Ingest vulnerabilities from multiple projects at once

Problem to solve

During the first iteration of Continuous Vulnerability Scans (&9534 (closed)) it was pointed that the existing logic for creating Vulnerabilities was optimized for Security Report ingestion and not fitting nicely with the workflow of continuous scans.

Indeed, the current workflow is based on the intent of creating several vulnerabilities for the same pipeline and the same project when ingesting reports. In the context of Continuous Vulnerability Scans, we instead need to create the same vulnerabilities for many projects at the same time.

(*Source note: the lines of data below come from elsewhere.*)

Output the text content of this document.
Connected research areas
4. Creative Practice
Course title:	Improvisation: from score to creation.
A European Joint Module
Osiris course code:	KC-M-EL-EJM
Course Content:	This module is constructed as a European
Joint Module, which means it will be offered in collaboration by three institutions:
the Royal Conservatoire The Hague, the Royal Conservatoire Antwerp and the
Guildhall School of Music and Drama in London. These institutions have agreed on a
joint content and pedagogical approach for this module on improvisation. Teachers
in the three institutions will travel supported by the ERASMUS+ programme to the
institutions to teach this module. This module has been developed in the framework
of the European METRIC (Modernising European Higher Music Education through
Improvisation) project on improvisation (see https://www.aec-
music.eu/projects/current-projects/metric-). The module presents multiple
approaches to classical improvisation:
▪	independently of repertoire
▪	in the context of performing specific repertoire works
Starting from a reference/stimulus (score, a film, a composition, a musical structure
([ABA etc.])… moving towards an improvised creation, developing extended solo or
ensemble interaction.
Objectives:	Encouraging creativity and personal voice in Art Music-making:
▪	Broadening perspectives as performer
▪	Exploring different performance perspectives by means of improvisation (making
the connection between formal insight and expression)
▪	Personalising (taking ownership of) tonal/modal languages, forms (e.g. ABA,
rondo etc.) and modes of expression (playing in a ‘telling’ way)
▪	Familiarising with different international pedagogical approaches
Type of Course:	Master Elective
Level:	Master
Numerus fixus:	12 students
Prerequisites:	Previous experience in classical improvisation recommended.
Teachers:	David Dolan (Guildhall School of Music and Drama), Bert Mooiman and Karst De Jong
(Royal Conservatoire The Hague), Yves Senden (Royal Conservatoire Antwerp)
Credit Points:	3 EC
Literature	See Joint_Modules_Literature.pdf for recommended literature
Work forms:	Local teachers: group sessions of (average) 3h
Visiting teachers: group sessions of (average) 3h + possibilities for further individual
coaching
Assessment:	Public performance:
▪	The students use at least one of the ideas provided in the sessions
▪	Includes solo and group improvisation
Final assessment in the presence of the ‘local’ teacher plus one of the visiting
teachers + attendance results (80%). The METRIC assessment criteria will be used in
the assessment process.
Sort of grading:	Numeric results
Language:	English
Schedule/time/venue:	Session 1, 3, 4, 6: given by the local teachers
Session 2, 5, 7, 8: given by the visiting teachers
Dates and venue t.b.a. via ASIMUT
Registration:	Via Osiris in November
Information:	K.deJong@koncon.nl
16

To limit the scope of change and deliver quickly, we worked with this constraint but it was pointed out by the TI team (see relevant links) that their could be a performance issue. We decided to pursue for the launch as an Experiment and validate the approach with performance testing this service for CVS.

The performance testing conclusion indicates that there is a performance limitation in vulnerability creation rate which prevents enabling CVS globally for all GitLab Ultimate projects and is a blocker to make CVS generally available.

Impact of not doing this change

Using the existing service as-is could potentially have the following impact:

cause CVS scanning jobs (sidekiq) to run for too long and timeout (the risk is also higher for container scanning than dependency scanning)
sidekiq jobs could be enqueued at a higher rate than they get completed, causing the CVS feature to be useless.
the pressure on the vulnerability related table will increase and likely cause more locks, which would impact the performance of other ingestion services (like the regular ingestion of security reports)

Domain(s) involved

This work requires domain knowledge specifc to vulnerability ingestion and the related DB structure. As pointed in our delineation doc this domain belongs to groupthreat insights.

The Composition Analysis team understands the work to be done but has limited knowledge of the data structure and the components that must be updated to achieve this goal. We are also less knowledgeable about the potential impact of the changes we are making and thus we heavily rely on TI engineers when doing them. This has been pointed out multiple times during the design and reviews of the first iteration of CVS.

Additional details

When a new advisory is ingested by the backend and when it's recent (i.e. published less than 14 days ago), this triggers an AdvisoryScanWorker job for the advisory. The worker delegates to the VulnerabilityScanning::AdvisoryScanner which collects affected SBOM occurrences, and calls VulnerabilityScanning::CreateVulnerabilityService for each of them. Right now CreateVulnerabilityService directly delegates to the Security::Ingestion::IngestReportSliceService.

However, IngestReportSliceService operates on a single pipeline. Because of this limitation, it's called for every single vulnerability detected by an AdvisoryScanWorker job. A single job might need to create thousands of vulnerabilities that way, at a very low pace (i.e. hundreds of advisories per minute).

Internally, IngestReportSliceServices relies on many ingestion tasks that inherit from the AbstractTask, which is initialized with a pipeline.

module Security
  module Ingestion
    class AbstractTask
      def self.execute(pipeline, finding_maps)
        new(pipeline, finding_maps).execute
      end

      def initialize(pipeline, finding_maps)
        @pipeline = pipeline
        @finding_maps = finding_maps
      end

To be efficient, we need a new ingestion service that considers the project and pipeline specific to the finding map being ingested.

The VulnerabilityScanning::AdvisoryScanner and the VulnerabilityScanning::CreateVulnerabilityService need to be adjusted.

NOTE: CVS uses its own VulnerabilityScanning::FindingMap class which behaves a finding map.

Relevant links

Requirements

Implement new ingestion service that takes pairs of pipelines and finding maps
Service must create vulnerabilities at nearly the same rate as when ingesting security reports
Update the service implemented in Add service to match new advisory against the S... (#371065 - closed)

Verification steps

Repeat some of the verification steps performed in Add service to match new advisory against the S... (#371065 - closed).

/cc @minac @hacks4oats

Edited Oct 24, 2023 by Fabien Catteau